Talk to me baby
Everyone has certain tricks – wiggling their ears, burping the alphabet, something that makes them unique and strange.
Me? I talk to sleeping people.
I don’t know if it’s the timbre of my voice, or that I’ve honed the exact right amount of questioning that should go into a conversation, but give me someone in blissful slumber and I can give you an interesting dialogue.
Me: Honey, is there anything I can get you?
ST: Money.
Me: Money? Why do you want money from me?
ST: I need fifty cents for milk.
(ST hates drinking milk unless it’s a newly opened carton. He drinks chocolate or soy.)
Me: Where do you get milk?
ST: Everyday.
Me: No, WHERE? Do you get milk at work?
ST: Kindergarten.
(Pause for my laughter.)
Me: Kindergarten?
ST: It’s retro.
(Pause for me to try and ascertain if he’s truly asleep or fucking with me. Asleep.)

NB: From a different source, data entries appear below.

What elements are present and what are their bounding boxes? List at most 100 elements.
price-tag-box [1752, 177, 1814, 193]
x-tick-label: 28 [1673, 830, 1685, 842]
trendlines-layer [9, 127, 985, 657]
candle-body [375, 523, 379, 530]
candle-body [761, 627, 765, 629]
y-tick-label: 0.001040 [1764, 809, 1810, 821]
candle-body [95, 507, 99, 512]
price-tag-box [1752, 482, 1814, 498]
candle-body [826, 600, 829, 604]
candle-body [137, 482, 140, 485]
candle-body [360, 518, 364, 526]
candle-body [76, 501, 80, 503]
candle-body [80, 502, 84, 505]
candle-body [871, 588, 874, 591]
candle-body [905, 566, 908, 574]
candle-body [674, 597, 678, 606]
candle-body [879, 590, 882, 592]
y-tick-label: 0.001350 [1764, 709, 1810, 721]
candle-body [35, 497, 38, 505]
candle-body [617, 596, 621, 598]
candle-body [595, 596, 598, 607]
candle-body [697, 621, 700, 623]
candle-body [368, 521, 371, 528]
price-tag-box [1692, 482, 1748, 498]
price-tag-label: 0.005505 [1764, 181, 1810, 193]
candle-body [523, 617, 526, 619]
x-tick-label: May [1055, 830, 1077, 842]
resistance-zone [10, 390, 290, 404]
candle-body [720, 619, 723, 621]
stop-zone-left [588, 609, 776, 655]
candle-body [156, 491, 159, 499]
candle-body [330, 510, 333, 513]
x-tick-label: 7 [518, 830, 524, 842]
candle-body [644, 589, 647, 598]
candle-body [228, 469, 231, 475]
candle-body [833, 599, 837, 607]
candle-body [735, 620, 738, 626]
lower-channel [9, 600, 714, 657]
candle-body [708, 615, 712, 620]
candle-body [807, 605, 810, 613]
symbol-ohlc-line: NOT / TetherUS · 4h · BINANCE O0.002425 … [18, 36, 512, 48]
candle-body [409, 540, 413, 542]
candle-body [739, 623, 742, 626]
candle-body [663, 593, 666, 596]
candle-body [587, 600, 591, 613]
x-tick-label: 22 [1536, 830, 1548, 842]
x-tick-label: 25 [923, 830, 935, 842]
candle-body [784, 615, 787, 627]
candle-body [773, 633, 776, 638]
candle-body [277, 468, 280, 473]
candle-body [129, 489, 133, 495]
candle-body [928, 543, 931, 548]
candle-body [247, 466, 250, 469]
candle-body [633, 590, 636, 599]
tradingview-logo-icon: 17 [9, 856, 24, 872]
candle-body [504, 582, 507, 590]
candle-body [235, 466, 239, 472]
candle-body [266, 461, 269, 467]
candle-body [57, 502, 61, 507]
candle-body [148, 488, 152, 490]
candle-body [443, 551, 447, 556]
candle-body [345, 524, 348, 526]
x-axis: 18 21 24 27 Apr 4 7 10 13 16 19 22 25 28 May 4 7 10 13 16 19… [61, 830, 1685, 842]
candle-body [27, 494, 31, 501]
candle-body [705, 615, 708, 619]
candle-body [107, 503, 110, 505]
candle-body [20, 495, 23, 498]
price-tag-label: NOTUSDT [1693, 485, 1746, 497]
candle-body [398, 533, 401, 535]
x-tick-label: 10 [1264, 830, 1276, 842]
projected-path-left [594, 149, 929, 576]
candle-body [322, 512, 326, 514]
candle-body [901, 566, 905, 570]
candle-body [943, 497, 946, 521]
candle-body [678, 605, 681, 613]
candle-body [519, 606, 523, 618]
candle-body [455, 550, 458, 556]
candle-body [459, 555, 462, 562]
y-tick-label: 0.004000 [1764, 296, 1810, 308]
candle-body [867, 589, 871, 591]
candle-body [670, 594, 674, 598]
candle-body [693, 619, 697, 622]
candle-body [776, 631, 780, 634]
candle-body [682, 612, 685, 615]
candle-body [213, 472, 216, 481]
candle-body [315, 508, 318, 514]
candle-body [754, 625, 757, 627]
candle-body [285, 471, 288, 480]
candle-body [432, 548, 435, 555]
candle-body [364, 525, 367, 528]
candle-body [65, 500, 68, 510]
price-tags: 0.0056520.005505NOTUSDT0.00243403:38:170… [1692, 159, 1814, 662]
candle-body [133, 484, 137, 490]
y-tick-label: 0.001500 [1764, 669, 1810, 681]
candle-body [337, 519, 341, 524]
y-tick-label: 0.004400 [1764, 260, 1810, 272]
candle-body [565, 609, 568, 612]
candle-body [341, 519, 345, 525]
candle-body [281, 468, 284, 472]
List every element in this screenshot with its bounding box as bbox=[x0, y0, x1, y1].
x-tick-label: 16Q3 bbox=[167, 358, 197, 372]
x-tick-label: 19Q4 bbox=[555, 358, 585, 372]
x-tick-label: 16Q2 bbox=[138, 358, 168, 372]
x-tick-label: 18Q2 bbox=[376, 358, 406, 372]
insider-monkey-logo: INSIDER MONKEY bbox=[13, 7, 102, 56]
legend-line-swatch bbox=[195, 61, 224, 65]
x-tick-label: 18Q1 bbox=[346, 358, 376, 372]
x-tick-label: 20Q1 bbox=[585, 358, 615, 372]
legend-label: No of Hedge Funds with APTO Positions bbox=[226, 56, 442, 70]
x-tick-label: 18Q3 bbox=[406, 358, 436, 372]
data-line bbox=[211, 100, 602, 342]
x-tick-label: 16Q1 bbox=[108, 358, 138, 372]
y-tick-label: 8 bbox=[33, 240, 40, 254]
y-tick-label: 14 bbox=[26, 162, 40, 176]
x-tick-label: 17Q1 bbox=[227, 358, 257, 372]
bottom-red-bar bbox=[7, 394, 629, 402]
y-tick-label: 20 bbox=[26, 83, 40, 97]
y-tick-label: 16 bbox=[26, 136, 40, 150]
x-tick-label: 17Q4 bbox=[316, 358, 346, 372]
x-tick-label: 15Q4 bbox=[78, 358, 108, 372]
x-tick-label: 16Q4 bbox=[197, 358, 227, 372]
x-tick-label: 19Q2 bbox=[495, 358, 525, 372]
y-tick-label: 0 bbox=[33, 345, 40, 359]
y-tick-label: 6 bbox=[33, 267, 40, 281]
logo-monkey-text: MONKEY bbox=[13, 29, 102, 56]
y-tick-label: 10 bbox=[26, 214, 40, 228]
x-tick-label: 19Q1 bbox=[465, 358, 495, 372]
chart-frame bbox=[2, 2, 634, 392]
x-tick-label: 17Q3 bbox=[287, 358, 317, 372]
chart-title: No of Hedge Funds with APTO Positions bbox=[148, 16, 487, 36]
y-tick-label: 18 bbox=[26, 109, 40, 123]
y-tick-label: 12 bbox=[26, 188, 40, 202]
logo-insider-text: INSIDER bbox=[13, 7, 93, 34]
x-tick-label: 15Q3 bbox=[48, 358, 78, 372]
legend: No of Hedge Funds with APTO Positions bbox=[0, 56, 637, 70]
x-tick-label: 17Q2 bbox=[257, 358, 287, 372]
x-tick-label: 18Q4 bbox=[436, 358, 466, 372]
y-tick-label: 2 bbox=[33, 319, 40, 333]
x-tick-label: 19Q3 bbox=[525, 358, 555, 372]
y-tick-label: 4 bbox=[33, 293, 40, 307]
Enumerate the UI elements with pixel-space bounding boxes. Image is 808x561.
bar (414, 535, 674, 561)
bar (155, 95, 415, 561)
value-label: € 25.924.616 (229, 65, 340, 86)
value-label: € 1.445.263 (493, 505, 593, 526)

Me: I was thinking of giving you sex, but if you want fifty cents for milk…
ST: I’ll take the sex.
Me: Then how will you get your milk?
ST: Through the Internet.
Me: How will you get milk through the Internet?
ST: The INTERNET.
Me: No, HOW?
ST: Through a big pipe line.
There you go people. Internets got milk?
Shortly after this conversation, I yelled at the dog for drinking out of the toilet and ST asked what was going on. When I explained, he jumped in with this helpful statement, “Little Dog! You get in here under this license plate!”
Indeed.
Oh, and I overslept by 2.5 hours.
The wonders of prescription medication. Good stuff I tell you.